Getting at the Truth

I thought I was reasonably on top of the Scooter Libby trial story.  But Nicholas Lemann of The New Yorker threw me with this, in his most recent Talk of the Town commentary:

What’s ultimately behind Libby’s trial is the Administration’s obsession with finding hard evidence for what it already believes. President Bush is often said to have misled the country into war in Iraq. But it’s equally true – and more illuminating of how the White House thinks and works – that the Administration misled itself into war. Since it was convinced that Saddam Hussein was developing nuclear weapons, the absence of proof showed only that the wrong people (the C.I.A. and the United Nations) had been looking in the wrong places. So, during the run-up to the war, the search had to be conducted with a little more creativity.

In that spirit, the White House dispatched former Ambassador Joseph Wilson to Niger, in February of 2002, to find proof that the country had shipped yellowcake uranium to Iraq.

The White House sent Joe Wilson to Niger?  Really?  I did not know that.  I thought the CIA sent him, possibly because Wilson’s wife, Valerie Plame, recommended he make the trip.  But no, this article says the White House sent him.

I don’t know about you, but when I think “White House,” I think of President Bush and Vice President Cheney and their immediate staffs.  But didn’t I read somewhere that Dick Cheney’s first reaction to Joe Wilson’s report from Niger was this: “Have they done this sort of thing before? Send an Amb[assador] to answer a question. Do we ordinarily send people out pro bono to work for us? Or did his wife send him on a junket?”

Everything I’ve read supports the notion that Wilson’s fact-finding trip was sponsored by the Counterproliferation Division of the Central Intelligence Agency’s Operations Directorate.  But then I found this paragraph in a Washington Post article about the origins of Joe Wilson’s Niger trip:

The . . . mission grew out of a request by Vice President Cheney on Feb. 12 for more information about a Defense Intelligence Agency report he had received that day, according to a 2004 report of the Senate Select Committee on Intelligence. An aide to Cheney would later say he did not realize at the time that this request would generate such a trip.
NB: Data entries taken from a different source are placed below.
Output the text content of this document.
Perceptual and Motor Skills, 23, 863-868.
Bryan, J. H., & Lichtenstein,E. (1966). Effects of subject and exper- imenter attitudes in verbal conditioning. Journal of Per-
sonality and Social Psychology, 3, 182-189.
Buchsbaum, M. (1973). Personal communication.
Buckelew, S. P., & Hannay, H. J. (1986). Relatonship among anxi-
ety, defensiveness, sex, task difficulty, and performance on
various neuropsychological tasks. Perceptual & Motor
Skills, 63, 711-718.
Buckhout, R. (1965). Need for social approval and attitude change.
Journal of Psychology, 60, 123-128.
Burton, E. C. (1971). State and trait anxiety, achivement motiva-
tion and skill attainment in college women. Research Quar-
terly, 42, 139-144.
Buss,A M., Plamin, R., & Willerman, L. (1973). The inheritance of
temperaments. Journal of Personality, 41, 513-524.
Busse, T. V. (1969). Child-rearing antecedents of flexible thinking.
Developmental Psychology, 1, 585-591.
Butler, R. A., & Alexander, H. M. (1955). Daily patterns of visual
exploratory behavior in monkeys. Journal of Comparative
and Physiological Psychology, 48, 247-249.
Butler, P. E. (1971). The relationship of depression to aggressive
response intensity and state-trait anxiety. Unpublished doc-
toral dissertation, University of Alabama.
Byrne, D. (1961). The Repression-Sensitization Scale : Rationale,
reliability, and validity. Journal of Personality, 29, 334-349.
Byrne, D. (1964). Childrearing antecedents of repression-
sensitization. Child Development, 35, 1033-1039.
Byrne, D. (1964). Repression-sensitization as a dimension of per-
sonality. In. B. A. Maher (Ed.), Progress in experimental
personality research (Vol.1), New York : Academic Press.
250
So the White House did direct the trip, and for exactly the reasons Nicholas Lemann stated: to find hard evidence for what it already believed.  The embarrassment that ensued was entirely self-inflicted.

God, that’s hilarious!  A powerful man asks a question, people start jumping through hoops, and look what happens!

You know, there’s still a free press in this country.  It’s hard to get at, though . . . you don’t find it all in one place.  You have to consult many sources, and you have to read a lot.  But if you’re willing to make the effort, you can still piece together a coherent and true story.  As coherent and true a story as humans can tell, that is.

Now let’s see if the jury can figure it out.